Errors to avoid / risks
- ⚠️ Extracting too much and weakening the company's working capital.
- ⚠️ Ignoring employer/NIC obligations when paying salary.
- ⚠️ Treating Premium Bonds as a guaranteed income source; the prize is random and may yield low returns for many holders.
- ⚠️ Assuming company money can be directly shielded inside personal ISAs — legal extraction is required first.
Frequently asked questions
Can a company buy Premium Bonds for a director?
No. Premium Bonds are a personal product. The company cannot hold Premium Bonds in its corporate name; an individual must buy them. Any corporate purchase for a director would be treated as a benefit in kind and must be accounted for.
Tax depends on corporation tax, the chosen extraction route (salary or dividend), and the individual's marginal rates. Exact figures require calculation with current rates; consult an accountant or GOV.UK resources.

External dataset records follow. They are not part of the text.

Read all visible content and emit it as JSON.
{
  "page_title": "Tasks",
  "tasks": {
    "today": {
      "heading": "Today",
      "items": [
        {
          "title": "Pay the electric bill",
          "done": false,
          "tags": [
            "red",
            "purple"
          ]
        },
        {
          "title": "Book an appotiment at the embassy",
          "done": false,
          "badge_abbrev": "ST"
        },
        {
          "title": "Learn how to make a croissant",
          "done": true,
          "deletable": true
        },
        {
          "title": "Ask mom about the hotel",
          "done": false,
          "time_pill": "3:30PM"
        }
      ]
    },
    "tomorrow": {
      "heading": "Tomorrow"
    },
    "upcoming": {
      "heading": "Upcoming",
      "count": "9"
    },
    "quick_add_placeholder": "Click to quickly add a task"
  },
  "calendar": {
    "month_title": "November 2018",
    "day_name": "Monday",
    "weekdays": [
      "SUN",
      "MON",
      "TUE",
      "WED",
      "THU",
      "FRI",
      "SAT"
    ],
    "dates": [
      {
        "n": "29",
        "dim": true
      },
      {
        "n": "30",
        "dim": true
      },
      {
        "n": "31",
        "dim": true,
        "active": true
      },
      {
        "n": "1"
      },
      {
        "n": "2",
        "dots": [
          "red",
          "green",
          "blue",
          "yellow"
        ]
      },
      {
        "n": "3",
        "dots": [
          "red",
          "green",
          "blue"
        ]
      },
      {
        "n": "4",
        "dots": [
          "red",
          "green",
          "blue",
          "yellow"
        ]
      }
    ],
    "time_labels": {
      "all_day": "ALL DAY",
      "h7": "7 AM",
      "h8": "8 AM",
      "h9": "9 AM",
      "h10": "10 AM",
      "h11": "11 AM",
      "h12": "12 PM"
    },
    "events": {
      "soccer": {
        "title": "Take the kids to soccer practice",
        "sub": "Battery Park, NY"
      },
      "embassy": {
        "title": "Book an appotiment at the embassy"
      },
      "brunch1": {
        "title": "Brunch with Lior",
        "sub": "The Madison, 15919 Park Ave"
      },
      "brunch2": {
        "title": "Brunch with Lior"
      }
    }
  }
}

Are Premium Bonds better than cash ISAs in high inflation?
Not necessarily. Premium Bonds' expected return is tied to the prize fund rate which varies; there is no guaranteed inflation-beating yield. Cash ISAs with competitive rates may better preserve real value if rates exceed the NS&I prize fund.
Directors must avoid distributions that render the company unable to pay debts as they fall due. Wrongful or unlawful distributions can lead to personal liability. Professional legal and accounting advice is essential for material extractions.
Can retained profits be used for pension contributions instead?
Yes. Employer pension contributions can be tax-efficient, reducing corporation tax base and avoiding immediate personal tax on extraction. This is often more tax-efficient but must be considered against business cashflow needs.
How quickly can Premium Bonds be cashed in?
Redemption is typically processed quickly by NS&I however, prize draws continue until redemption and large sums may require verification. Check NS&I terms at NS&I.
Do ISAs protect from HMRC enquiries about distributions?
No. Placing money into an ISA does not shield the legality of the underlying extraction. Directors must keep accurate records and ensure distributions comply with company law and tax rules.
Conclusion
Deciding whether to place funds originating as retained profits into ISAs or Premium Bonds depends first on how the money is extracted and second on priorities: certainty, liquidity, or chance-based tax-free prizes. For many small business owners, the most tax-efficient route may be non-extraction options such as pension contributions or reinvestment in the company.
Next steps
- Review the company's cashflow and set a minimum working-capital buffer before any extraction.
- Run extraction scenarios with an accountant to model corporation tax, NICs and dividend tax, and the net amount available for ISAs or Premium Bonds.
- Compare expected after-tax outcomes (Cash ISA, Stocks & Shares ISA, Premium Bonds) and decide based on liquidity needs and risk tolerance; document the decision and retain professional advice.
References: GOV.UK (ISA and dividend guidance), NS&I (Premium Bonds), FCA, FSCS. All tax and rate figures are indicative at time of writing; consult HMRC and official sources for current figures.